Belakangan media sosial diramaikan dengan postingan yang bikin ngakak sekaligus adem, ya. Kalau biasanya ngomongin antar agama selalu terselip hujatan kebencian dan provokasi oleh orang-orang tidak bertanggung jawab, di bulan Ramadan bahasannya seru banget. Rebutan takjil dengan nonmuslim dan postingan sejenis yang membuat ngakak.
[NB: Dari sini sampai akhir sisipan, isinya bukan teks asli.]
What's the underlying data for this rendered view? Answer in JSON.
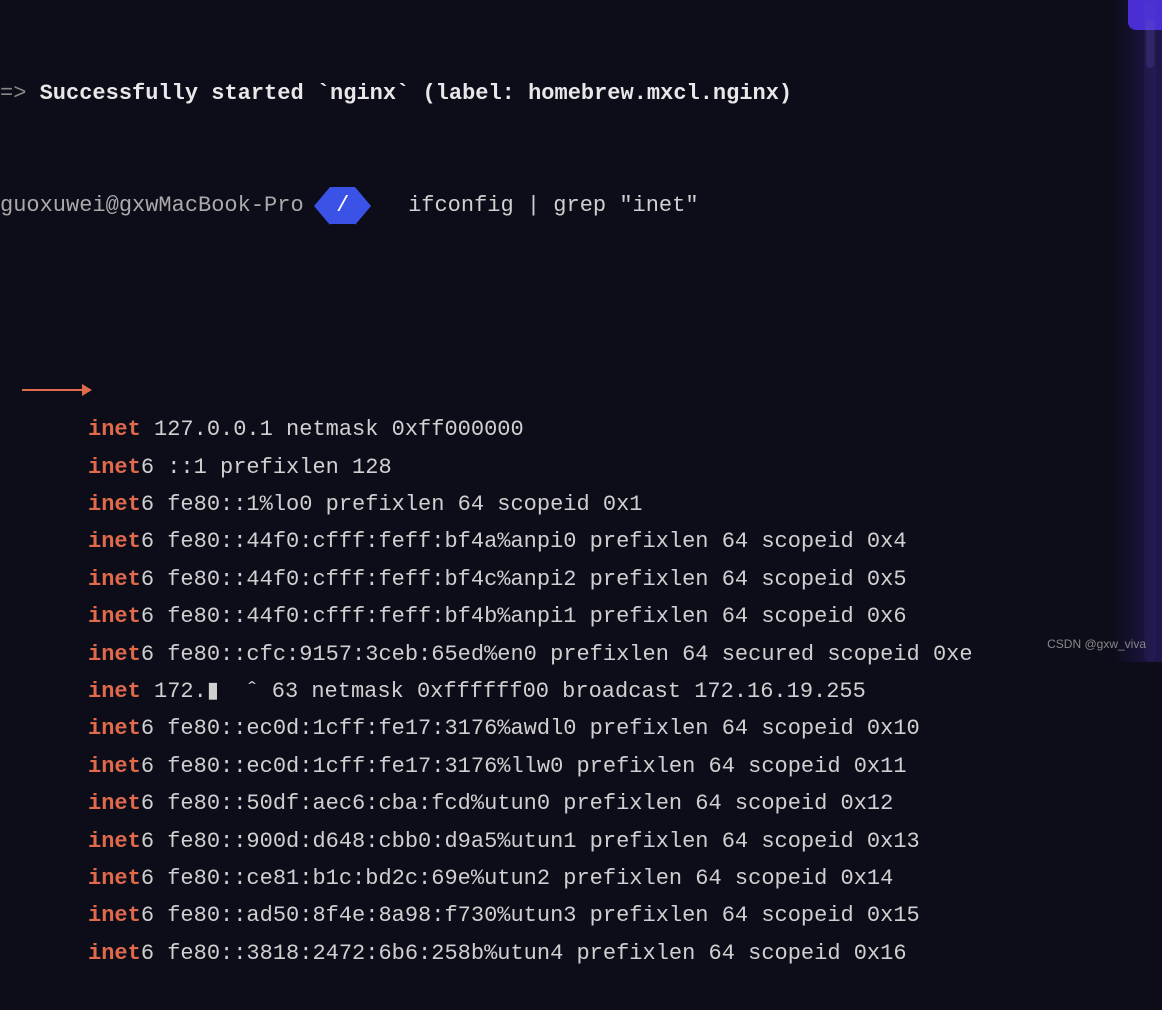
{
  "header": {
    "prefix": "=>",
    "status_line": "Successfully started `nginx` (label: homebrew.mxcl.nginx)"
  },
  "prompt": {
    "user_host": "guoxuwei@gxwMacBook-Pro",
    "segment": "/",
    "command": "ifconfig | grep \"inet\""
  },
  "output": [
    {
      "kw": "inet",
      "rest": " 127.0.0.1 netmask 0xff000000"
    },
    {
      "kw": "inet6",
      "rest": " ::1 prefixlen 128"
    },
    {
      "kw": "inet6",
      "rest": " fe80::1%lo0 prefixlen 64 scopeid 0x1"
    },
    {
      "kw": "inet6",
      "rest": " fe80::44f0:cfff:feff:bf4a%anpi0 prefixlen 64 scopeid 0x4"
    },
    {
      "kw": "inet6",
      "rest": " fe80::44f0:cfff:feff:bf4c%anpi2 prefixlen 64 scopeid 0x5"
    },
    {
      "kw": "inet6",
      "rest": " fe80::44f0:cfff:feff:bf4b%anpi1 prefixlen 64 scopeid 0x6"
    },
    {
      "kw": "inet6",
      "rest": " fe80::cfc:9157:3ceb:65ed%en0 prefixlen 64 secured scopeid 0xe"
    },
    {
      "kw": "inet",
      "rest": " 172.▮  ˆ 63 netmask 0xffffff00 broadcast 172.16.19.255",
      "redacted": true
    },
    {
      "kw": "inet6",
      "rest": " fe80::ec0d:1cff:fe17:3176%awdl0 prefixlen 64 scopeid 0x10"
    },
    {
      "kw": "inet6",
      "rest": " fe80::ec0d:1cff:fe17:3176%llw0 prefixlen 64 scopeid 0x11"
    },
    {
      "kw": "inet6",
      "rest": " fe80::50df:aec6:cba:fcd%utun0 prefixlen 64 scopeid 0x12"
    },
    {
      "kw": "inet6",
      "rest": " fe80::900d:d648:cbb0:d9a5%utun1 prefixlen 64 scopeid 0x13"
    },
    {
      "kw": "inet6",
      "rest": " fe80::ce81:b1c:bd2c:69e%utun2 prefixlen 64 scopeid 0x14"
    },
    {
      "kw": "inet6",
      "rest": " fe80::ad50:8f4e:8a98:f730%utun3 prefixlen 64 scopeid 0x15"
    },
    {
      "kw": "inet6",
      "rest": " fe80::3818:2472:6b6:258b%utun4 prefixlen 64 scopeid 0x16"
    }
  ],
  "annotation": {
    "arrow_color": "#e06a4a"
  },
  "watermark": "CSDN @gxw_viva"
}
Seketika saya jadi ingat momen-momen puasa yang tak terlupakan ketika menjalani puasa di Beijing. Kenapa harus di Beijing, memangnya di Aceh nggak ada? Ya, di Aceh sebagian besar penganut agamanya Islam. Teman-teman saya juga bisa hitungan jari yang non muslim. Hampir dikatakan tidak ada.

[Photo: Pexels]

Di Beijing saya termasuk golongan minoritas. Sebagian besar teman-teman saya adalah non muslim. Bahkan di kelompok mahasiswa Indonesia kampus saja, saya satu-satunya yang beragama Islam. Bisa dipastikan susah senangnya bagaimana. Kalau makan bareng, saya harus menyesuaikan dengan selera mereka. Untungnya banyak resto muslim di Beijing yang teman-teman saya juga suka. Selain itu, untuk hal ibadah, karena mereka besar di negara yang mayoritas muslim, tentu toleransinya juga tinggi.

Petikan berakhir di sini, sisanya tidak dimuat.